GHSA-3x57-m5p4-rgh4: 
PHP vulnerability analysis and mitigation

A security vulnerability was identified in the Consumer component of ZendOpenId (and Zend_OpenId in ZF1) that allows unauthorized login using arbitrary OpenID accounts through a malicious OpenID Provider. The vulnerability, tracked as GHSA-3x57-m5p4-rgh4, was discovered in versions 2.0.0 to 2.0.2 of the zendframework/zendopenid package and was patched in version 2.0.2 (Zend Advisory).

The vulnerability stems from two main issues in the OpenID implementation: First, the framework accepts OpenID tokens with arbitrary signed elements without properly validating that all required parameters are signed. Second, the Consumer component does not properly verify if critical elements like openid.claimedid and openid.endpointurl are signed. According to the OpenID specification, certain parameters including opendpoint, returnto, responsenonce, assochandle, and when present, claimed_id and identity, must be signed (Zend Advisory).

The vulnerability allows attackers to impersonate any OpenID Identity (such as MyOpenID, Google, etc.) without having control of the actual OpenID Provider or knowing any secret information. This enables unauthorized access to systems relying on ZendOpenId for authentication (Zend Advisory).

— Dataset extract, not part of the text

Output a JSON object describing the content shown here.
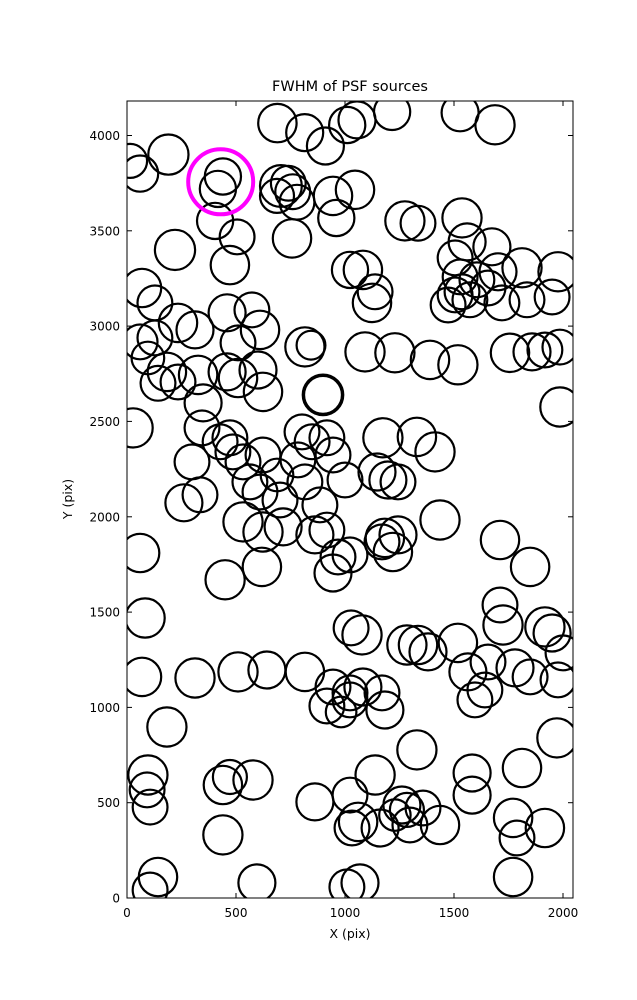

The vulnerability was addressed in Zend Framework 1 version 1.12.4 and ZendOpenId version 2.0.2. The fixes include verifying that the openidopendpoint value matches the previous server related to the same openidassochandle, and validating that all required parameters are present in the openid_signed list before performing signature validation (Zend Advisory).

The vulnerability was identified by Christian Mainka and Vladislav Mladenov, researchers at the Ruhr-University Bochum, who worked with the Zend Framework team to develop the fix. The solution was implemented by Enrico Zimuel from Zend (Zend Advisory).